The advertised memory bandwidth on Orin is 204.8GB/s per my understanding of Orin’s documentation.
When i measure it using nvidia memory bandwidth-test sample code I see huge difference between host<->device memory throughput to device<->device memory throughput.
For host-to-device and the other way around the throughput is ~35GB/s. Far from advertised throughput.
For device-to-device, the measured throughput is ~170GB/s. which comes along with the advertised number.
what can explain this huge difference given both CPU and GPU use same memory ?
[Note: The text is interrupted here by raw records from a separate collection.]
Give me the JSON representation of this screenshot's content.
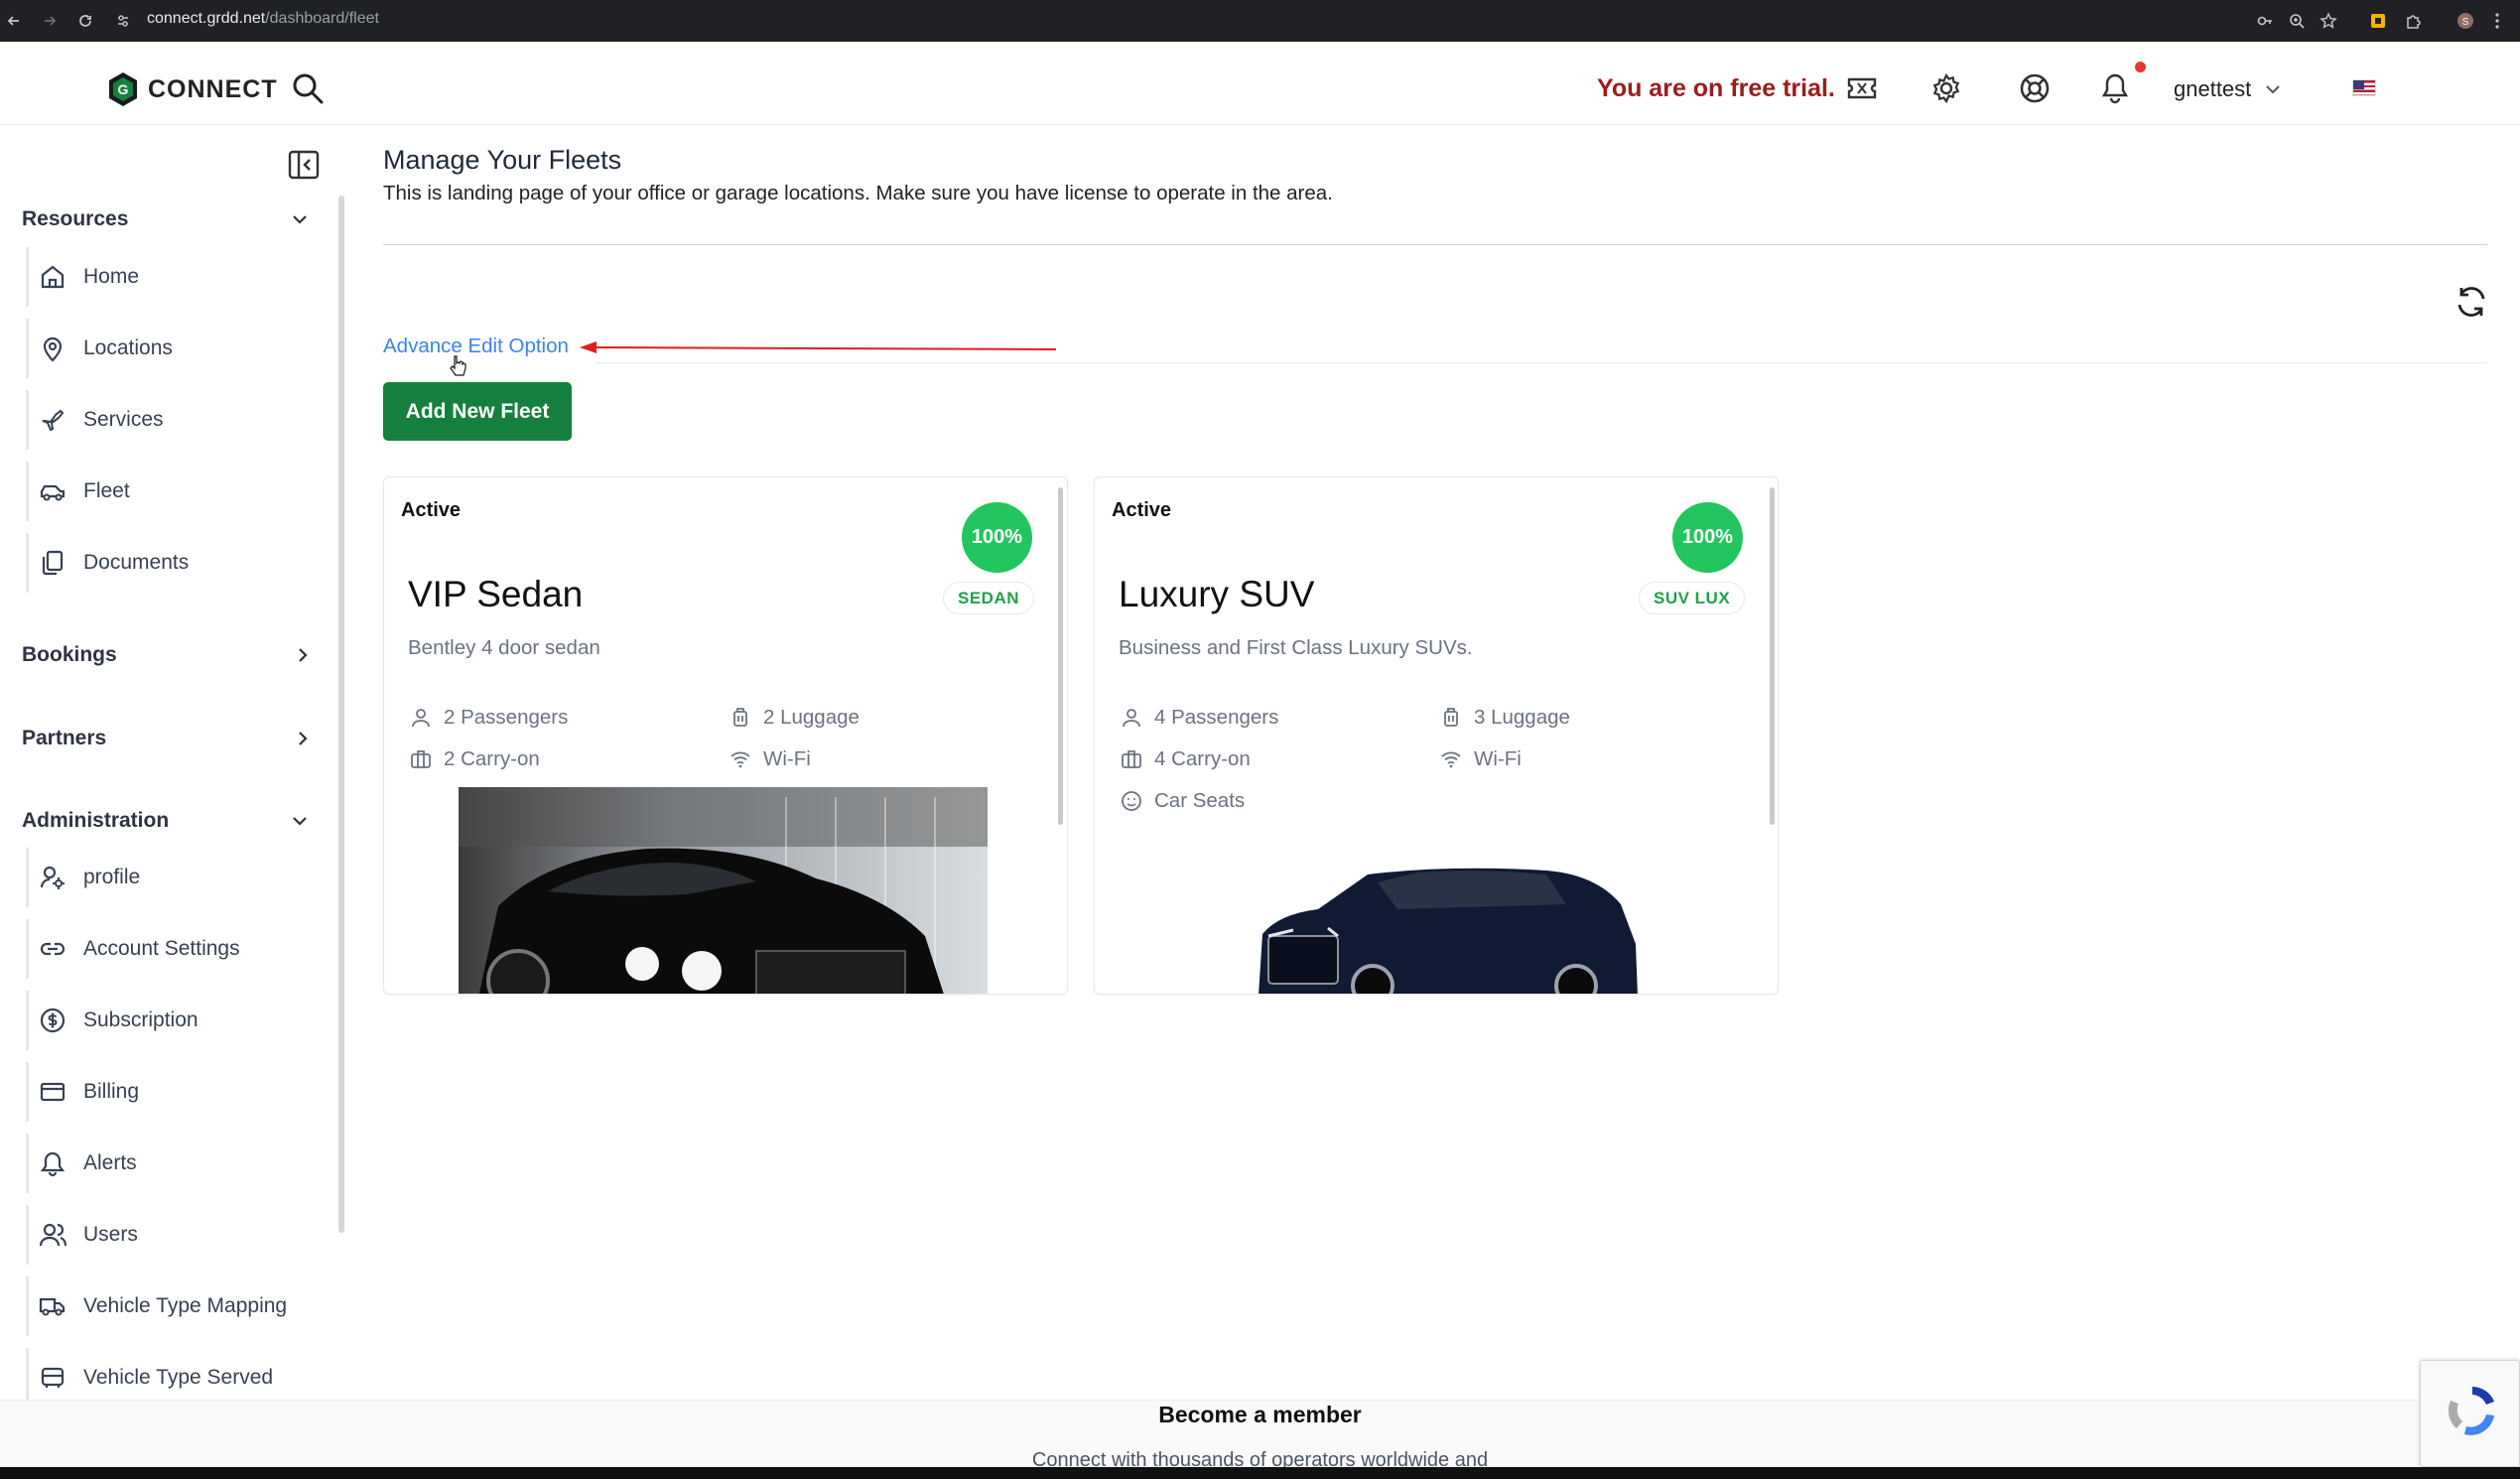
{
  "browser": {
    "url_host": "connect.grdd.net",
    "url_path": "/dashboard/fleet"
  },
  "header": {
    "logo_text": "CONNECT",
    "trial_text": "You are on free trial.",
    "username": "gnettest",
    "brand_color": "#15803d",
    "trial_color": "#9b1c1c"
  },
  "sidebar": {
    "sections": [
      {
        "label": "Resources",
        "expanded": true
      },
      {
        "label": "Bookings",
        "expanded": false
      },
      {
        "label": "Partners",
        "expanded": false
      },
      {
        "label": "Administration",
        "expanded": true
      }
    ],
    "resources_items": [
      {
        "label": "Home",
        "icon": "home-icon"
      },
      {
        "label": "Locations",
        "icon": "map-pin-icon"
      },
      {
        "label": "Services",
        "icon": "plane-icon"
      },
      {
        "label": "Fleet",
        "icon": "car-icon"
      },
      {
        "label": "Documents",
        "icon": "documents-icon"
      }
    ],
    "admin_items": [
      {
        "label": "profile",
        "icon": "user-gear-icon"
      },
      {
        "label": "Account Settings",
        "icon": "link-icon"
      },
      {
        "label": "Subscription",
        "icon": "dollar-circle-icon"
      },
      {
        "label": "Billing",
        "icon": "credit-card-icon"
      },
      {
        "label": "Alerts",
        "icon": "bell-icon"
      },
      {
        "label": "Users",
        "icon": "users-icon"
      },
      {
        "label": "Vehicle Type Mapping",
        "icon": "truck-icon"
      },
      {
        "label": "Vehicle Type Served",
        "icon": "bus-icon"
      }
    ]
  },
  "main": {
    "title": "Manage Your Fleets",
    "subtitle": "This is landing page of your office or garage locations. Make sure you have license to operate in the area.",
    "advance_edit_label": "Advance Edit Option",
    "add_fleet_label": "Add New Fleet"
  },
  "fleets": [
    {
      "status": "Active",
      "completion": "100%",
      "name": "VIP Sedan",
      "type": "SEDAN",
      "description": "Bentley 4 door sedan",
      "features": [
        "2 Passengers",
        "2 Luggage",
        "2 Carry-on",
        "Wi-Fi"
      ]
    },
    {
      "status": "Active",
      "completion": "100%",
      "name": "Luxury SUV",
      "type": "SUV LUX",
      "description": "Business and First Class Luxury SUVs.",
      "features": [
        "4 Passengers",
        "3 Luggage",
        "4 Carry-on",
        "Wi-Fi",
        "Car Seats"
      ]
    }
  ],
  "footer": {
    "title": "Become a member",
    "subtitle": "Connect with thousands of operators worldwide and"
  }
}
i saw this question asked several times in the forum so far, but didn’t see any clear answer/explanation so far.
Hi.
I’m referring to the “bandwidthTest” in cuda samples. Currently using Jetpack 5.1.1.
As i understand, this test checks (async) copy-throughput : from host to device, from device to host and from device to device.
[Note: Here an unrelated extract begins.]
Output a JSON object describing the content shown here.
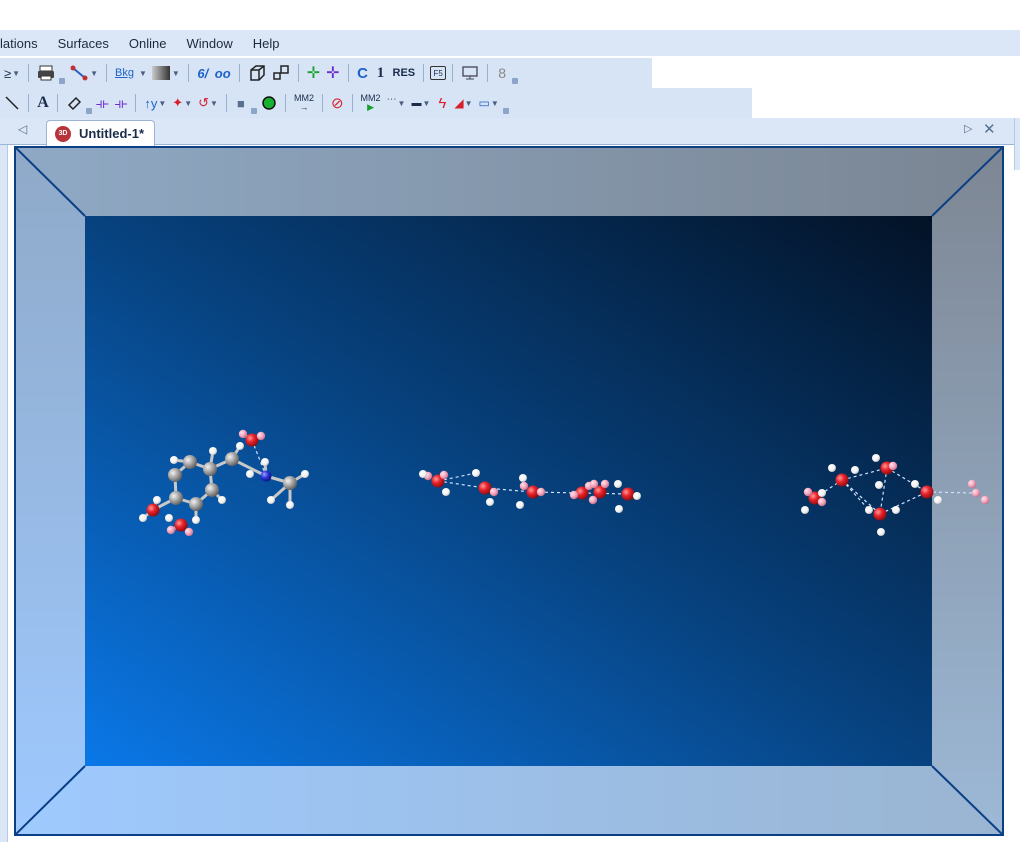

My question is why do I see such x5 throughput difference when comparing host<->device transfers vs. device<->device transfers?
Moreover, when looking only on the host<->device memory copies, the throughput seems at the magnitude of PCIe (Gen4) transfer. Far from throughput I tend to expect from on-SoM memory. why is that?
Hi. It is not a support issue but rather request for info/explanation. I still can not explain the findings above. I hoped Nvidia or other forum member could.
Thanks.
Thank you for the detailed answer. is it possible to elaborate on below part please ?
“However, the buffer is accessible by the CPU so it won’t be as fast as the GPU buffer that all owned by the GPU itself.”